Antoine Compagnon – Proust et moi (1)

- Il n’y a pas de livres, il n’y a que des lectures.
C’est un peu facile de répondre : - Oui, mais s’il n’y avait pas de livres, il n’y aurait pas de lectures du tout ! En fait l’idée est claire : la lecture consiste en certaines opérations et réactions au contact du texte, qui lui donnent du sens en qui impliquant le lecteur au premier degré, en tant qu’il déchiffre ce texte dans le contexte d’une culture également partagée.
Mais ce n’est pas tout : sans les dispositions personnelles du lecteurs, sans son intelligence, sa sensibilité, il n’y aurait pas d’interprétation fine, donc pas de lecture – d’ailleurs on sait ce qu’il en est des traductions automatiques qui sont souvent bien surprenantes.
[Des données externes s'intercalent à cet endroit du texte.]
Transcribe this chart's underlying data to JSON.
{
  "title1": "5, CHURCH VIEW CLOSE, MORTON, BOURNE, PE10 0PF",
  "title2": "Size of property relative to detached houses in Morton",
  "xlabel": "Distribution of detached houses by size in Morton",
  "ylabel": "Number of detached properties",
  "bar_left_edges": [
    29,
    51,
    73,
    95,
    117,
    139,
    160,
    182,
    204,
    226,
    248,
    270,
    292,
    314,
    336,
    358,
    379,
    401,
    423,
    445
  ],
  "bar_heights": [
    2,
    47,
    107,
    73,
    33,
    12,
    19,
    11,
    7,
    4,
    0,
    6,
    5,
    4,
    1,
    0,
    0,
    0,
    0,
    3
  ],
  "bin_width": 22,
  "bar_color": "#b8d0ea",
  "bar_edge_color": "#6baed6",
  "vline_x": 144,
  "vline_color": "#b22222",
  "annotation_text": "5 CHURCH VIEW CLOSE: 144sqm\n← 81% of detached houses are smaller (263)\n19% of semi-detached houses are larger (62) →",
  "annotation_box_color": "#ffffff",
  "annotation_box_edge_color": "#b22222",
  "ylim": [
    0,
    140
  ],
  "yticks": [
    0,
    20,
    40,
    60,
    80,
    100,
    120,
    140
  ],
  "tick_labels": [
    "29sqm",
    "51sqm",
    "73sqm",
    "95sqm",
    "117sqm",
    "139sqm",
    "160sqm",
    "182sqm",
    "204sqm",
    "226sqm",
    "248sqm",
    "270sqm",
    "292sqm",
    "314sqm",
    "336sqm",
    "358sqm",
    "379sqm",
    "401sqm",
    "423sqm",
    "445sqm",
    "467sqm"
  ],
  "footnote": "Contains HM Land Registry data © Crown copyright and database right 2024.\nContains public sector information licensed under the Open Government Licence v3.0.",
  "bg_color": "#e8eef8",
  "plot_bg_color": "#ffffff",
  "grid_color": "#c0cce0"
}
D’un lecteur à l’autre pour autant qu’on puisse le vérifier, les lectures sont différentes, elles se complètent certes, elles ne se recouvrent jamais exactement, d’où l’intérêt des échanges entre lecteurs.
Bon. – Mais que dire des lectures successives du même livre par le même lecteur ? Selon le moment, l’humeur, l’âge (cas du livre d’enfance relu devenu adulte), on peut découvrir des aspects nouveaux ignorés auparavant, ou alors perdre des impressions dont on gardait pourtant le souvenir : il y a autant de livres dans un livre qu’il peut soutenir de lectures différentes du même lecteur.
- Ajoutons maintenant la thèse développées par Barthes dans Le Plaisir du texte : le lecteur qui se donne du plaisir en lisant est un lecteur primesautier ; pour prolonger sa jouissance il met bout à bout les passages du texte qui l’excitent en sautant les pages qui ne lui en donnent pas. On songe bien sûr à la lecture de livres licencieux pratiquée par des adolescents onanistes ; mais pas seulement et croire cela serait tomber dans le piège tendu par notre facétieux sémiologue ! Tout lecteur pour autant qu’il se passionne pour sa lecture en fait autant.
Or, et voici l’essentiel : il est des livres si riches de sens et de beautés qu’on ne peut en jouir en une seule fois. Il faut repartir plusieurs fois à leur découverte, et caracolant,  de pages en pages, sautant pardessus certaines (déjà lue) pour en retrouver plus vite d’autres (laissées de côté auparavant), faisant ainsi des rapprochements inaperçus, réarrangeant les couleurs et la poésie, nous voici lisant pour ainsi dire un nouveau livre.
La recherche du temps perdu doit faire si j’ai bonne mémoire environ 2500 pages qu’on peut lire, selon notre disposition poétique, plusieurs fois. Voilà un investissement qu’on n’aura pas à regretter !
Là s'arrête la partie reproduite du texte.